Абдулла смутился еще больше. Однако тут же попытался взять себя в руки.
– А если бы я уехал, это было бы очень плохо? – тихо спросил он.
– Наверно, нет, – после паузы ответила девушка, а потом добавила: – Человек делает как ему надо. Ведь ты же не обиделся на меня, когда я сказала, что не поеду в Ташкент? Ведь верно? Не обиделся?!
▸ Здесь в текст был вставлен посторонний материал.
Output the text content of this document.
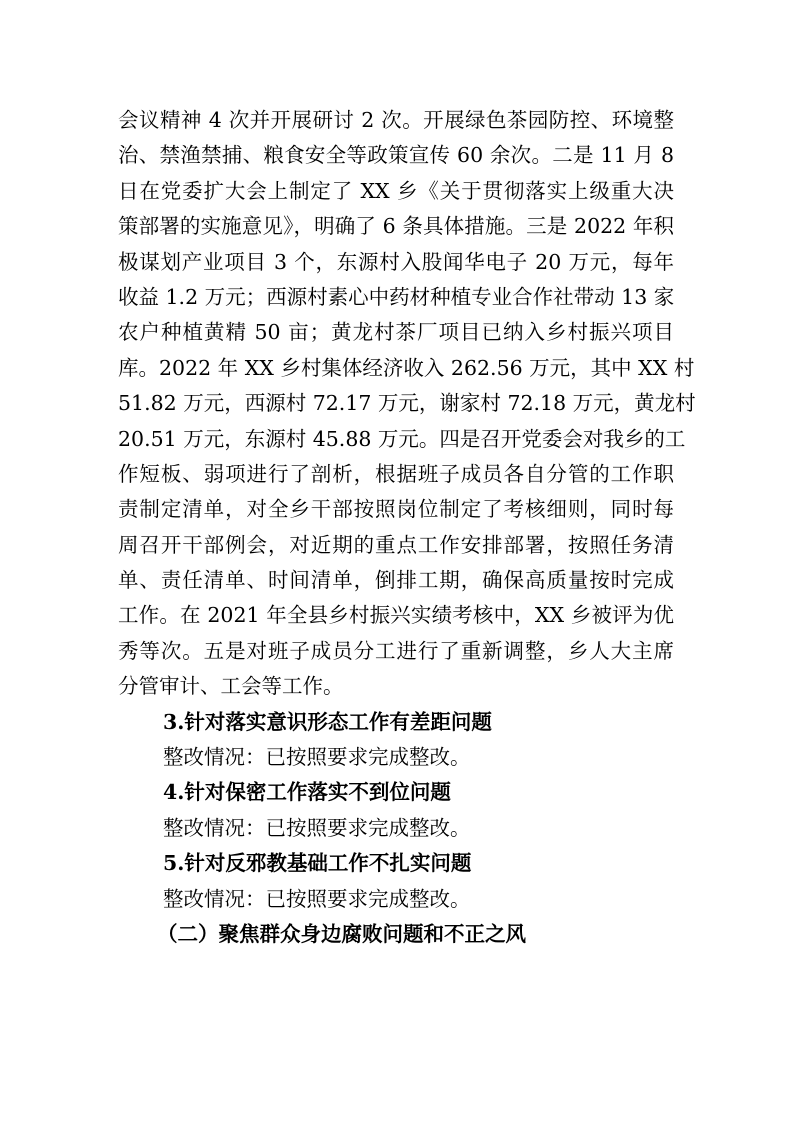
会议精神 4 次并开展研讨 2 次。开展绿色茶园防控、环境整
治、禁渔禁捕、粮食安全等政策宣传 60 余次。二是 11 月 8
日在党委扩大会上制定了 XX 乡《关于贯彻落实上级重大决
策部署的实施意见》，明确了 6 条具体措施。三是 2022 年积
极谋划产业项目 3 个，东源村入股闻华电子 20 万元，每年
收益 1.2 万元；西源村素心中药材种植专业合作社带动 13 家
农户种植黄精 50 亩；黄龙村茶厂项目已纳入乡村振兴项目
库。2022 年 XX 乡村集体经济收入 262.56 万元，其中 XX 村
51.82 万元，西源村 72.17 万元，谢家村 72.18 万元，黄龙村
20.51 万元，东源村 45.88 万元。四是召开党委会对我乡的工
作短板、弱项进行了剖析，根据班子成员各自分管的工作职
责制定清单，对全乡干部按照岗位制定了考核细则，同时每
周召开干部例会，对近期的重点工作安排部署，按照任务清
单、责任清单、时间清单，倒排工期，确保高质量按时完成
工作。在 2021 年全县乡村振兴实绩考核中，XX 乡被评为优
秀等次。五是对班子成员分工进行了重新调整，乡人大主席
分管审计、工会等工作。
3.针对落实意识形态工作有差距问题
整改情况：已按照要求完成整改。
4.针对保密工作落实不到位问题
整改情况：已按照要求完成整改。
5.针对反邪教基础工作不扎实问题
整改情况：已按照要求完成整改。
（二）聚焦群众身边腐败问题和不正之风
– Верно, – обрадовался Абдулла. – Почему я должен был обидеться? Я… я нисколько на тебя не обижаюсь.
– И я тоже…
Потом Абдулла проводил ее домой.
* * *
И еще через год приехал Абдулла на каникулы в Мингбулак, а потом снова надо было ждать год, и снова он приехал. Обычно он проводил день или два дома, в Ташкенте, а затем отправлялся в Коканд. Шаходат-хола не знала, что и думать о такой привязанности внука к бабушке. В душе она не очень верила этому: не могла забыть, как вел себя на вокзале Абдулла, когда в первый раз уезжал в Ленинград. Проводить сына собрался и отец. Шаходат-хола говорила ему: лежи дома, зачем тебе мучиться, но муж не согласился с ней. Абдулла же молчал. А на вокзале он раньше всех уезжавших забрался в вагон. Когда поезд тронулся, он выглянул из окна, махнул рукой пару раз и исчез из виду. Матери стало не по себе. Она кляла себя за то, что согласилась отпустить Абдуллу. «Теперь он совсем от рук отобьется, – подумала она. – Нет, не мягкое у него сердце. Похоже, мы с мужем не так уж хорошо знаем своего ребенка».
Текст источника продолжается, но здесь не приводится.